İşin aslı araştırdığında, Müslüman Coğrafyasını bombalayan da (İsrail) tedavi edenin de (Kızılhaç) aynı anlayışa sahip olduğundan, Kızılhaç’ın yapmış olduğu uygulamanın, misyonerlik içerikli bir hareket olduğu her halinden belli oluyor. 

Böylelikle sporu, kimlerin ideolojilerine maşa ettiklerini de görmekteyiz!. 

ALTYAPI VE YABANCILAŞMA KONUSU

Amputeli bireylerin tedavisinde futbolun önemli rol oynadığını, yerli ve yabancı bilimsel araştırmalarda görmekteyiz.
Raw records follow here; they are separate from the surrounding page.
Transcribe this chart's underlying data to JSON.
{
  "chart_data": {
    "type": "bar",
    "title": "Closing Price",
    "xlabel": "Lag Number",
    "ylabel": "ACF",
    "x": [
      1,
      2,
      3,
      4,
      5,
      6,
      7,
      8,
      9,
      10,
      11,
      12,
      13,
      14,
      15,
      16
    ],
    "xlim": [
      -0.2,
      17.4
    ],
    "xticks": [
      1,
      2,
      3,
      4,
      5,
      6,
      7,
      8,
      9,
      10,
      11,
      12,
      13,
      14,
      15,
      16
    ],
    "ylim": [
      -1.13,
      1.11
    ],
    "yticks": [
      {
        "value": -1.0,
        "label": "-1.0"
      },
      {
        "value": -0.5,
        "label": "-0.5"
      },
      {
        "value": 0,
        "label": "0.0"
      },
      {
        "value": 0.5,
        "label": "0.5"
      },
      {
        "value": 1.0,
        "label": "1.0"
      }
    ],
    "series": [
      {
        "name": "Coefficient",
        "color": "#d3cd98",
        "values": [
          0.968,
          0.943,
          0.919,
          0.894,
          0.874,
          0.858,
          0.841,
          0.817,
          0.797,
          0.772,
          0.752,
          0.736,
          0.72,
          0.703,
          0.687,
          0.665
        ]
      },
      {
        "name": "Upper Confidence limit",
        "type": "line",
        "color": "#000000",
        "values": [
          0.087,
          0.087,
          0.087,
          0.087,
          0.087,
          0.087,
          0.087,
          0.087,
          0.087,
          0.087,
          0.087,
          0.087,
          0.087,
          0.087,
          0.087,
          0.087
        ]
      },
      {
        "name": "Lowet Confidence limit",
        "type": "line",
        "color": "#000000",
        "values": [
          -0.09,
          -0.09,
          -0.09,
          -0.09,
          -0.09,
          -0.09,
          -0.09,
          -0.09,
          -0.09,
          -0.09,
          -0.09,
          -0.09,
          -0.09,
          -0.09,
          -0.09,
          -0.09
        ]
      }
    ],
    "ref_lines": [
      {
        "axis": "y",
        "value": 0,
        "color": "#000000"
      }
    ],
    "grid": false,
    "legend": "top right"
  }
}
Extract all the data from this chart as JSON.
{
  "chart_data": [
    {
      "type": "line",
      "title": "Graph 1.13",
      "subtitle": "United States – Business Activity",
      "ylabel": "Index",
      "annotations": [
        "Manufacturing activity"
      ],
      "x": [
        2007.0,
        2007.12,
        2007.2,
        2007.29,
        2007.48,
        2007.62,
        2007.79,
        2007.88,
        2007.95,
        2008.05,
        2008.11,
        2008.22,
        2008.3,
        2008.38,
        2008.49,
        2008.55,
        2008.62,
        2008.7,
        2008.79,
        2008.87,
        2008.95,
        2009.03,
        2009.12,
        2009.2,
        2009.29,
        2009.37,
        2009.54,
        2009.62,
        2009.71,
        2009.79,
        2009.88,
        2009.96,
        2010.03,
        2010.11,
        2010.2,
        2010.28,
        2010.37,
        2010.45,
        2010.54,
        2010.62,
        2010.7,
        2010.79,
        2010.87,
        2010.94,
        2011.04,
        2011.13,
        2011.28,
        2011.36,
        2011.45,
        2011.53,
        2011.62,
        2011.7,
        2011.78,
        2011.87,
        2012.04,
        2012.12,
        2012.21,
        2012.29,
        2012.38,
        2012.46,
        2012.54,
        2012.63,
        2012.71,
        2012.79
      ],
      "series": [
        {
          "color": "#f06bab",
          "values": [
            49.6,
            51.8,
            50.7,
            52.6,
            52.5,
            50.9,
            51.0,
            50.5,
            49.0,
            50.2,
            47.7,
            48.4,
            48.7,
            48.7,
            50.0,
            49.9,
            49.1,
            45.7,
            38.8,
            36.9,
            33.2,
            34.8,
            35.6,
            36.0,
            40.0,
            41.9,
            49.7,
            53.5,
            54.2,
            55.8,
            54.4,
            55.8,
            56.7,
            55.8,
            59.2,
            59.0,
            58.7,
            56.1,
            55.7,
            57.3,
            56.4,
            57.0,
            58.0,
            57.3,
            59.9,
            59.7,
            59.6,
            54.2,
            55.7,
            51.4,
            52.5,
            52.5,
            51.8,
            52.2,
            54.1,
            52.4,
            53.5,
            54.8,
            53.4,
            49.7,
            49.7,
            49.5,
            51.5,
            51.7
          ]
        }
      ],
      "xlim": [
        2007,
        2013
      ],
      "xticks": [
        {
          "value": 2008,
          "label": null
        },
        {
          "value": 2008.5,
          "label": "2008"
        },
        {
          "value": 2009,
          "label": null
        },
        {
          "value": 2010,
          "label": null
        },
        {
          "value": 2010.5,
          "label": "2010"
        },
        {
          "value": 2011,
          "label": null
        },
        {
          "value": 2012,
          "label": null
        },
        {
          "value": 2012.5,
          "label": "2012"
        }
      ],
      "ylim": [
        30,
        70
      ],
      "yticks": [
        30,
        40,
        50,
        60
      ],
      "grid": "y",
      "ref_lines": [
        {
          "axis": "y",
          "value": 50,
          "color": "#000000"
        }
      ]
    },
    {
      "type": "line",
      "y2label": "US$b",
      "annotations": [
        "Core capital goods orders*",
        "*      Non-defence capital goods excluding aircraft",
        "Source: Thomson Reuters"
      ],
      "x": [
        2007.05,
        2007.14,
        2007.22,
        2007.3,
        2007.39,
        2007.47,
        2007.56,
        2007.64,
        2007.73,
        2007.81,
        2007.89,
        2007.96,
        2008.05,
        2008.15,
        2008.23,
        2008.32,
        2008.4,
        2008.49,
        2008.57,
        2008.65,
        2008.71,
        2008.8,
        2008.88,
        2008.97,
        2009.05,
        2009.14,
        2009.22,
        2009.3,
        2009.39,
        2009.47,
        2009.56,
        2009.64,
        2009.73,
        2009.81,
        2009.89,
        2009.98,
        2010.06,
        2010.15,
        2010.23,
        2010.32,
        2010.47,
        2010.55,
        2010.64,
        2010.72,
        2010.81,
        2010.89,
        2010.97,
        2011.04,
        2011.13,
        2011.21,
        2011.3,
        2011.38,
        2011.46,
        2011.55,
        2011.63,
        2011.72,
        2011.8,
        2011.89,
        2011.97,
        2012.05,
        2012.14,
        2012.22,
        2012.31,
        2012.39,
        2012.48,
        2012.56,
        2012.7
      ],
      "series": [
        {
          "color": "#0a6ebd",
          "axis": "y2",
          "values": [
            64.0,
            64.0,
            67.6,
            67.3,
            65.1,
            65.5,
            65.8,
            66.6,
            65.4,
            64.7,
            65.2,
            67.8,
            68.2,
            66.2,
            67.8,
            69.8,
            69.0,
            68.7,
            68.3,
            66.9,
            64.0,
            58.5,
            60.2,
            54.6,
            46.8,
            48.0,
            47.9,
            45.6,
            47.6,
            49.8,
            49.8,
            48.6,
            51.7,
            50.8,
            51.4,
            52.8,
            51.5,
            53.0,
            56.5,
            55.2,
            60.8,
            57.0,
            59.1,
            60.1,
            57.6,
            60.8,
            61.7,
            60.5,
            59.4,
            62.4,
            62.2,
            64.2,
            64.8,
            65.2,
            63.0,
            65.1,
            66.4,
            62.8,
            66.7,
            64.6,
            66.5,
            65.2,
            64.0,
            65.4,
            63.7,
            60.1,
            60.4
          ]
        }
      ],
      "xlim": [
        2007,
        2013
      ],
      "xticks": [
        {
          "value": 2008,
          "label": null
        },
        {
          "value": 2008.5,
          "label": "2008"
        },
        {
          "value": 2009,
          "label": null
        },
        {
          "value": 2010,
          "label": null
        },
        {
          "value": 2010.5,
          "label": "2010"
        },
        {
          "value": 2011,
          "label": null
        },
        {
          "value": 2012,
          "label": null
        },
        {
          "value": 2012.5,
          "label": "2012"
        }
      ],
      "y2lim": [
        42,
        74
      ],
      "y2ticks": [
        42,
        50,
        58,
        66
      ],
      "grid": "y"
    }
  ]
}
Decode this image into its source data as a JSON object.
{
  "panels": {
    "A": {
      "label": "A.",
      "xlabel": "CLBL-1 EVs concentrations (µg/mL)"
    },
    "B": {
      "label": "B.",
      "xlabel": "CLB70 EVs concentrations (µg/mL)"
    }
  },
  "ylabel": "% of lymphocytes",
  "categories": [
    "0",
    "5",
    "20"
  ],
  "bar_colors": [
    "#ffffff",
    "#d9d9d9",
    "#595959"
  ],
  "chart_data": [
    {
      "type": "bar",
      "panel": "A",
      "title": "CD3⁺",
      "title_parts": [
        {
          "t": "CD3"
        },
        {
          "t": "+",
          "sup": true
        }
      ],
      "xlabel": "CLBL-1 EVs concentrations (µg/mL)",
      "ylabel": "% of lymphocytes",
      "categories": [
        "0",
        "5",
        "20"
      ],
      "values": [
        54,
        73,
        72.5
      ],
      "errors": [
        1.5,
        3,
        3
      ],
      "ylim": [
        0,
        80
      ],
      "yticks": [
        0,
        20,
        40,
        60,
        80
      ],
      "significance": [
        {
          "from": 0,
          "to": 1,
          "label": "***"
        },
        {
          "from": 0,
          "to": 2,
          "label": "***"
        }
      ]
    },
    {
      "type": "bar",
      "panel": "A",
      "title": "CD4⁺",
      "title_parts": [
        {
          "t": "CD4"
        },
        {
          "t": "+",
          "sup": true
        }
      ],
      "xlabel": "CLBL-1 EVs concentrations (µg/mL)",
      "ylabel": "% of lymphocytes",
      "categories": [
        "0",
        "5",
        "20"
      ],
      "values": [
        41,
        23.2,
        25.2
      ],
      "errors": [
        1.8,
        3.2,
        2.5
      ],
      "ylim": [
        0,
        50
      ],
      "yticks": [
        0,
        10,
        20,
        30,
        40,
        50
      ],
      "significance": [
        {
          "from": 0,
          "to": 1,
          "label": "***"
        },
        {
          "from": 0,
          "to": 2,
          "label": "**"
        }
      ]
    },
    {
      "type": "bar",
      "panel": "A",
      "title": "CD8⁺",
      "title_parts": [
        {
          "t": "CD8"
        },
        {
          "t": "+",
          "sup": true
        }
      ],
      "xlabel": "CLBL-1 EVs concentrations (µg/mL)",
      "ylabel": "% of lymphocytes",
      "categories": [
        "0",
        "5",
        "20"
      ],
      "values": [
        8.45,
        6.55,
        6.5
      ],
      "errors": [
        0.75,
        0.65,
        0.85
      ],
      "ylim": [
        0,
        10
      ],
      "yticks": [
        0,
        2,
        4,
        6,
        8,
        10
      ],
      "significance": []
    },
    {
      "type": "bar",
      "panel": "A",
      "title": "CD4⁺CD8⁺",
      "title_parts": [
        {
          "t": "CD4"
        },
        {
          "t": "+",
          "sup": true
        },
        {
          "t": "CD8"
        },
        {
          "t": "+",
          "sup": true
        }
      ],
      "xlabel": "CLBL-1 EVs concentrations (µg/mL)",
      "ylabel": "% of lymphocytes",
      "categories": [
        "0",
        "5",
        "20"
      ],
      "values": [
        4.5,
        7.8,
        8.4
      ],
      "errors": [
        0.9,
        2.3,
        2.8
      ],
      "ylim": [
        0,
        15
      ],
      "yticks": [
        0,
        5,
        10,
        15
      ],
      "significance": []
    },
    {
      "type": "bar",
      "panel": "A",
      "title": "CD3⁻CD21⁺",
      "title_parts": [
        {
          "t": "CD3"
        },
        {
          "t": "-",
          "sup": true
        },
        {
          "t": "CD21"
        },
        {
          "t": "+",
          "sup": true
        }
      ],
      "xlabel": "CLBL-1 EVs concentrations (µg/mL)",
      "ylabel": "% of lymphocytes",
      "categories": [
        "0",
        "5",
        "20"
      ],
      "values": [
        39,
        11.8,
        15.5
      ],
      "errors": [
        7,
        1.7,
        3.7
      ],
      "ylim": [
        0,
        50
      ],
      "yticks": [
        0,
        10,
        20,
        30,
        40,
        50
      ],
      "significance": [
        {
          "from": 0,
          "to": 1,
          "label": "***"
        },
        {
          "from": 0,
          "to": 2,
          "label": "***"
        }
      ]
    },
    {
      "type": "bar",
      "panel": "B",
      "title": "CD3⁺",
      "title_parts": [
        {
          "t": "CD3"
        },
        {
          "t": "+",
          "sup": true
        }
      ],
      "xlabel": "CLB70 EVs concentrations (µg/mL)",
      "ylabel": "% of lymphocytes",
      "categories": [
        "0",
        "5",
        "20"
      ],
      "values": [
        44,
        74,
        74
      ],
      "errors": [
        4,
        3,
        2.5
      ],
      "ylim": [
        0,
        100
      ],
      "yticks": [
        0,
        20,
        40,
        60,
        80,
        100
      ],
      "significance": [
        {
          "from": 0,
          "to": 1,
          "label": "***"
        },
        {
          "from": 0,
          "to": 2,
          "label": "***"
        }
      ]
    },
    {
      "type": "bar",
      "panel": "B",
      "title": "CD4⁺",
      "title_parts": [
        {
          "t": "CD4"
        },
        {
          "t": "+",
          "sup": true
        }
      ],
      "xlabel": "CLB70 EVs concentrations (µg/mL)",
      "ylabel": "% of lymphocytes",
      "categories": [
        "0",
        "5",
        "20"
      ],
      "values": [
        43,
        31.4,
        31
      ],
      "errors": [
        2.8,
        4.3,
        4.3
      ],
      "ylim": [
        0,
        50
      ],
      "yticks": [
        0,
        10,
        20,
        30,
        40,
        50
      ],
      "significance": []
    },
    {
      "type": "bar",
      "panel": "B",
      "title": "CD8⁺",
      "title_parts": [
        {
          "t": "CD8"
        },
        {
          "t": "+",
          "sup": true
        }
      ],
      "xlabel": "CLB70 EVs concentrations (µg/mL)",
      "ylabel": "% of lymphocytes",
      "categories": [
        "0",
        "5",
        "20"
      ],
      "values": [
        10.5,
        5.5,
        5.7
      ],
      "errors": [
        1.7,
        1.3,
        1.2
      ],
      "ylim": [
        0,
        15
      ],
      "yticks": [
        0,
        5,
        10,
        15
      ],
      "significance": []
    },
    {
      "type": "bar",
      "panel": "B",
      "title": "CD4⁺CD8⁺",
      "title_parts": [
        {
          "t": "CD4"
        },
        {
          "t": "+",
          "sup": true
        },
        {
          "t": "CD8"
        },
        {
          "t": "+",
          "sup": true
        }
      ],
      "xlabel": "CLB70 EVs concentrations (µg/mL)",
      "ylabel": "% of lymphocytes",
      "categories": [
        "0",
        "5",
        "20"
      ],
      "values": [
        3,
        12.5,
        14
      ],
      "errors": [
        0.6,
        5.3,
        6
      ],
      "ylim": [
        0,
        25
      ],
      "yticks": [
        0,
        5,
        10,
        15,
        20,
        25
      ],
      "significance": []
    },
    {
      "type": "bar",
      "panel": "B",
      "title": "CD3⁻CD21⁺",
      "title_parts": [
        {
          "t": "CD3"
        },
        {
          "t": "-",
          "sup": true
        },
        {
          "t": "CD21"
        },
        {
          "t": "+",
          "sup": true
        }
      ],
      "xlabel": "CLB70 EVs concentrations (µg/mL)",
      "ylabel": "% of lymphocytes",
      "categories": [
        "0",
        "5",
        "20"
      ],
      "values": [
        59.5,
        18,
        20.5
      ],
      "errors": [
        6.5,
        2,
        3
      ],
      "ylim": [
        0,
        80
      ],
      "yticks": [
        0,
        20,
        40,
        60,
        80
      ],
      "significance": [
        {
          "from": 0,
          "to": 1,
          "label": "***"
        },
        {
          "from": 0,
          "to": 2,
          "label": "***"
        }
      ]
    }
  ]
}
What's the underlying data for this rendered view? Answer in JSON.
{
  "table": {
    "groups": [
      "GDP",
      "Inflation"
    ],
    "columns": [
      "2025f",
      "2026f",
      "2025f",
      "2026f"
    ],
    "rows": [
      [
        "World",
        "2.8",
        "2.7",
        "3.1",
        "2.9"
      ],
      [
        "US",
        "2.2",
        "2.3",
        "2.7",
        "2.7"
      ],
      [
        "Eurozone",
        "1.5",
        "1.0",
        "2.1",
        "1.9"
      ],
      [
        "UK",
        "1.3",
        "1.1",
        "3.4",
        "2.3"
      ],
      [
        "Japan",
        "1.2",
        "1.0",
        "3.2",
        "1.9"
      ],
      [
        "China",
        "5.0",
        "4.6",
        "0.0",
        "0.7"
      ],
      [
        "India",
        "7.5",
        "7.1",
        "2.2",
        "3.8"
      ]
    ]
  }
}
Bu noktada, Ampute Milli Futbol Takımı Teknik Direktörü Osman Çakmak’ın şu sözlerine dikkat kesiliyoruz; 

“Ben futbolculuk kariyerimde milli takım kaptanı olarak Avrupa kupasını kaldırdım. Dünya Kupası’nda da final oynadık. Biz o başarıların tesadüf olmadığını ispatladık…”

Milli takımda şimdiki hedef 2021’de yapılacak olan Avrupa Şampiyonası

Ampute futbolunda sürecin sağlıklı işleyebilmesi için sürecin sağlıklı yönetilmesi gerekiyor. 

Milli Takım hocamız Osman Çakmak, dikGAZETE’ye de yansıyan röportajında, “En çok önemsediğimiz şey, altyapı ve tesisleşme” dedi.

Önem taşıyan bu uygulamaya, bizler yabancı oyuncu konusunu da dahil edelim. 

Ampute futbolunda, yabancı oyuncu konusunda bir akım başlatılmış.

Varsa öyle bir durum; “Arkadaşlar, bize nelere oluyor. Ne idik, ne olacağız?” yönünde soru sormak lazım geliyor. 

Siz eğer kendi insanınızı yetiştirmez, “İnsan kazanmaktan daha çok maç kazanma yolunda çaba sarf edersiniz”, “yerli oyuncu tribüne, yabancı oyuncu sahaya”, anlayışı hakim olur ki, böyle bir durumda, hiç kusura bakmayın, ampute futbolu veya engelli branşlarda amacınızdan uzaklamış olursunuz. 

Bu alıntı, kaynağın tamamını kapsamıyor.